Feedback needs type before it needs storage

Before feedback can be kept, it should be classified. Was the failure about routing the wrong capability, producing the wrong kind of answer, choosing the wrong execution posture, violating a user preference, or mishandling identity and memory? That question matters more than simply asking whether the system should save the message. Classification determines where the repair belongs and what kind of future behavior it should alter.

This is one reason explicit runtime state matters. A system with state can attach the correction to an active task, a current phase, a tool decision, a verification miss, or a relationship rule. A system without those anchors is forced to rely on wording alone. Then the repair becomes fragile, because the only thing holding it together is whatever the latest turn happened to sound like.

The reply path and the learning path must split

Another common mistake is letting learning artifacts leak directly into the next user-facing answer. The system classifies the complaint, drafts internal notes, or records a rule candidate, and then those traces start bleeding into the reply. Suddenly the assistant sounds like it is narrating its own repair log. That is not transparency. It is boundary failure.
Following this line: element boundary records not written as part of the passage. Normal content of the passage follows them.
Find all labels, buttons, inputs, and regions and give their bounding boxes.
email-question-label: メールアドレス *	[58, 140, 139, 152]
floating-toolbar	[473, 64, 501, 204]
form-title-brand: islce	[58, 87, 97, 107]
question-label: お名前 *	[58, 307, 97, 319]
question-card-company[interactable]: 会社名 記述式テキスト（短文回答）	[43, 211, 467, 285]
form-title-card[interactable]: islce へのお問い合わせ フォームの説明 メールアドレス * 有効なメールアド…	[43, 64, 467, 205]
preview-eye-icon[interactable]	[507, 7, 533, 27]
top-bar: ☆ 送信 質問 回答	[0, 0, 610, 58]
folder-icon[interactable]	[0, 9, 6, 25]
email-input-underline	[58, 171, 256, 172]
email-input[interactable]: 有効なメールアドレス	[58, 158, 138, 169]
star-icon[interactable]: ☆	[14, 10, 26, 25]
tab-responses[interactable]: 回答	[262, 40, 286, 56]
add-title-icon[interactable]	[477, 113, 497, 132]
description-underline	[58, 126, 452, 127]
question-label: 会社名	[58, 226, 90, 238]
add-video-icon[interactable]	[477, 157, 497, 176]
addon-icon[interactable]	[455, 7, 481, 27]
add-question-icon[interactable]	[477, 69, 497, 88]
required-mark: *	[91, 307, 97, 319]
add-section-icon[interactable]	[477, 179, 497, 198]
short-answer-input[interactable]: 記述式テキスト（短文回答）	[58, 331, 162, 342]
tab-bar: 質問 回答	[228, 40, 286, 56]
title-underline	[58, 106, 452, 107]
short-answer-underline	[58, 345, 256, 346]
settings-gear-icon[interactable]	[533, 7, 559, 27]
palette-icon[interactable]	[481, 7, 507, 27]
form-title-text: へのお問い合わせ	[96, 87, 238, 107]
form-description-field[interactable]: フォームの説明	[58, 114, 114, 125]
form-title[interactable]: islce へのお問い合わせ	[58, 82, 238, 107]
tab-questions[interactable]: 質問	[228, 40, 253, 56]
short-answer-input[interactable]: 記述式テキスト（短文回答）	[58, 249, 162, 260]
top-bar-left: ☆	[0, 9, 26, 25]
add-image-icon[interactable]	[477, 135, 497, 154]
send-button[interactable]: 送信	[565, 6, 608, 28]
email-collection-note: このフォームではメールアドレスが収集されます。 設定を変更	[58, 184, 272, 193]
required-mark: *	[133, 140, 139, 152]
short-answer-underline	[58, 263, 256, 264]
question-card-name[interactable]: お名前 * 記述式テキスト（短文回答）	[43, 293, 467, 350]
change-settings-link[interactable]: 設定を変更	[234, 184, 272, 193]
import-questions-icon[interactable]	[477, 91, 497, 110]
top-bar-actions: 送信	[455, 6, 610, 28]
The user deserves an honest response, not the raw contents of the repair process. Internal learning should stay internal. The reply path should produce the next answer. The learning path should classify, scope, and preserve what needs to shape future behavior. Those two paths can inform each other, but they should not collapse into one stream of text.

Growth should stay inspectable

Once feedback becomes typed and scoped, improvement stops looking mystical. The system can say what changed, where that change lives, and how long it should matter. That makes growth inspectable instead of theatrical. Users do not need a machine that claims to be self-improving in the abstract. They need one that can survive correction without turning every objection into sludge.

That is the larger point behind this page. Agents do not improve by accumulating more text. They improve when feedback becomes stateful enough to shape the future without polluting the past. Memory preserves what matters. Rules decide what should happen next. If a correction never crosses that boundary, the system has not really learned yet.